California Court Rules Arrestees' DNA Collection Unconstitutional

Is this "no more a violation of privacy" than giving up finger prints?

Earlier this month, the California 1st District Court of Appeal overturned the voter-approved "DNA Act," which required  DNA collection from all adults arrested on a felony charge within the state.

As Wired reports, the court ruled Proposition 69, which passed in 2004, was unconstitutional because "what [it] authorizes is the warrentless and suspicionless search of individuals, before a judicial determination of probably cause to believe they have committed a crime."

The proposition, commonly called the DNA Act, required DNA to be collected "immediately following arrest during the booking . . . process or as soon as administratively practicable after arrest." Since implementation in 2009, more than 1.6 million DNA samples had been collected.

Wired went on to report:

The California appeals court distanced itself from other rulings on the issue, holding that DNA collection from arrestees’ inner cheeks is not the same as taking fingerprints. About half of those arrested in California are convicted.

“The question this case presents, which is increasingly presented to the courts of this state and nation, is the extent to which technology can be permitted to diminish the privacy guaranteed by the Fourth Amendment,” the court wrote.

The San Fransisco Chronicle has more:

The federal government and about half the states have laws allowing DNA collection from some or all arrestees. Supporters say the measures are minimally intrusive and a powerful police resource in unsolved "cold cases."
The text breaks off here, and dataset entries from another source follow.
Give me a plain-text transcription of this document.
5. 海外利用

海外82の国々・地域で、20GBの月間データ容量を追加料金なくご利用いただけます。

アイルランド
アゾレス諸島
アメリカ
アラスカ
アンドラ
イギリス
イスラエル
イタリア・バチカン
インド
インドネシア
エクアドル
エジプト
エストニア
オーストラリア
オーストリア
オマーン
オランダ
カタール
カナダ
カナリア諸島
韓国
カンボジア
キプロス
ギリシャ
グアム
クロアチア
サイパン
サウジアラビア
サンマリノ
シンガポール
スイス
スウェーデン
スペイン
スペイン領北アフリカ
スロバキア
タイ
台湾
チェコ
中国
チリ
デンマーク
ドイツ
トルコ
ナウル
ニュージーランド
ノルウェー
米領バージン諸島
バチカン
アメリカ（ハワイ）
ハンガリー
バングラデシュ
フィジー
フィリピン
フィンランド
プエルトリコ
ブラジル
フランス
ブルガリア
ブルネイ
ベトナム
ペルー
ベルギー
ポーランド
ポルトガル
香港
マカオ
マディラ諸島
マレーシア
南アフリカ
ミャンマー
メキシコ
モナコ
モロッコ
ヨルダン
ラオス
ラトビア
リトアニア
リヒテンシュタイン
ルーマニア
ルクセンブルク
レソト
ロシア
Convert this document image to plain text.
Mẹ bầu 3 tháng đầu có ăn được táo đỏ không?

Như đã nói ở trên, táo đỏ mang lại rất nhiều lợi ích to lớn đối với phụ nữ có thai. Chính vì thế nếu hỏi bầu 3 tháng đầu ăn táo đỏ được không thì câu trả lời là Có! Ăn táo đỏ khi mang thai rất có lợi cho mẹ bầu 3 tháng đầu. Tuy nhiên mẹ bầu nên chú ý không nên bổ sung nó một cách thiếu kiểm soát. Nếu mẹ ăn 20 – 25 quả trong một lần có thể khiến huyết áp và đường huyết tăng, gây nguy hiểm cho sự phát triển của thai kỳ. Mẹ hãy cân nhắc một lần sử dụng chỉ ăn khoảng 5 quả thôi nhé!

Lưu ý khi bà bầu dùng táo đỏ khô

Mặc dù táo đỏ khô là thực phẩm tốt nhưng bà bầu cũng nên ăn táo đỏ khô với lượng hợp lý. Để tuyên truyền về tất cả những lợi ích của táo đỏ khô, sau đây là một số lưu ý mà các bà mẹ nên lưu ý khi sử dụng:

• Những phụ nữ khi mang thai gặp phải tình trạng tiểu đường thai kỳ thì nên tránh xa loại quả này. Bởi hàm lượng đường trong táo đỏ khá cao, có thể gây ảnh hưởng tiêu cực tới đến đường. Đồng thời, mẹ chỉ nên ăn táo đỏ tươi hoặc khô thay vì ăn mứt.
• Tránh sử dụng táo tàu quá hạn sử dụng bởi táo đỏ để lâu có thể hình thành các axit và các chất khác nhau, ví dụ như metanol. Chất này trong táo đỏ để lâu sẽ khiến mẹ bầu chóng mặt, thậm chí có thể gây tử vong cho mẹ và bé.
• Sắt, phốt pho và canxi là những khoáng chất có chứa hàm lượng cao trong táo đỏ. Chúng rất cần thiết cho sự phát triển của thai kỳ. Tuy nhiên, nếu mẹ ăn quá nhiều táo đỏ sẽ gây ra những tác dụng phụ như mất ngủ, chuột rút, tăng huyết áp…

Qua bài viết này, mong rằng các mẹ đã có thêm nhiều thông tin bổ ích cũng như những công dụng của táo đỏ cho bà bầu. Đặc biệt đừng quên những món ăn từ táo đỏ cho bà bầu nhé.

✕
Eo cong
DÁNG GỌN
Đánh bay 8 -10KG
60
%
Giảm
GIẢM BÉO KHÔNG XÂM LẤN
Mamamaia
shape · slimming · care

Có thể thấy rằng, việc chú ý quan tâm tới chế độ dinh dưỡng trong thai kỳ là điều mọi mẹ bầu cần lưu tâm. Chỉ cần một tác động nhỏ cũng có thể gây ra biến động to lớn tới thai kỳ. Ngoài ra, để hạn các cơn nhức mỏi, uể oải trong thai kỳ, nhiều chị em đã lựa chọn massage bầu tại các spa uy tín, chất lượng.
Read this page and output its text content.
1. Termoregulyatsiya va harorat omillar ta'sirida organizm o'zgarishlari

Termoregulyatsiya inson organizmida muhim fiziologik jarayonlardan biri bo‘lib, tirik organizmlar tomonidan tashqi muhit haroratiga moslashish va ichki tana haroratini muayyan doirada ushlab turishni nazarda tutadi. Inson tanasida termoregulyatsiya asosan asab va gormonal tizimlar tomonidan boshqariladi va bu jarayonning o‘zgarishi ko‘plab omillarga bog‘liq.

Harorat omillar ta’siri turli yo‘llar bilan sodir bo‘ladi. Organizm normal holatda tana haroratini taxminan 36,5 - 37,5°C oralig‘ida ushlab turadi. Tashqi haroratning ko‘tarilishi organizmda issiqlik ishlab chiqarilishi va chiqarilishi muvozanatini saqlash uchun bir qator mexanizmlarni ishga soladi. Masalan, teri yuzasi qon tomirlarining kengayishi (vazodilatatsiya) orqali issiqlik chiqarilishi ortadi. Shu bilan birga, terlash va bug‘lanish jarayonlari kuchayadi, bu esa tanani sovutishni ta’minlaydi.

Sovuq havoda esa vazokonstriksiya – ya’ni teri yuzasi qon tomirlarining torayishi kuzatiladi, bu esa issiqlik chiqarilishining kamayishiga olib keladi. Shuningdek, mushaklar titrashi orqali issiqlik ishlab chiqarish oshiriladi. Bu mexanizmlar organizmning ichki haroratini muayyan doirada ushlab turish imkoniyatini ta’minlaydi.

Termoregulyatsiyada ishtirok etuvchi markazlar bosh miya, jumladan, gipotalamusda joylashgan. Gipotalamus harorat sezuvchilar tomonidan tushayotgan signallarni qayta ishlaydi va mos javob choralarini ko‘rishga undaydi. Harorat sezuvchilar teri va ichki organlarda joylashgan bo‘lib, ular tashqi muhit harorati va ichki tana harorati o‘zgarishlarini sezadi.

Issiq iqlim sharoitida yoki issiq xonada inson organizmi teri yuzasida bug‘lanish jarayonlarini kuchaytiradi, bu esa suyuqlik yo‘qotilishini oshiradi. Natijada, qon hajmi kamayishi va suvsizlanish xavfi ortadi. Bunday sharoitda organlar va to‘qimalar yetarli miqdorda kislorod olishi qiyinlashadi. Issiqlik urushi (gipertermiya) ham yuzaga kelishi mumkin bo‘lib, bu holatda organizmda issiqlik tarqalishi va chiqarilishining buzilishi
Responding to a federal court challenge to the California law [in 2010], then-Attorney General Jerry Brown called DNA evidence "the fingerprint of the 21st century" and declared, "This is no more a violation of privacy than you have when you give up your fingerprints."

California Attorney General Kamala Harris declined to comment on if it would appeal the decision to the California Supreme Court , according to Wired.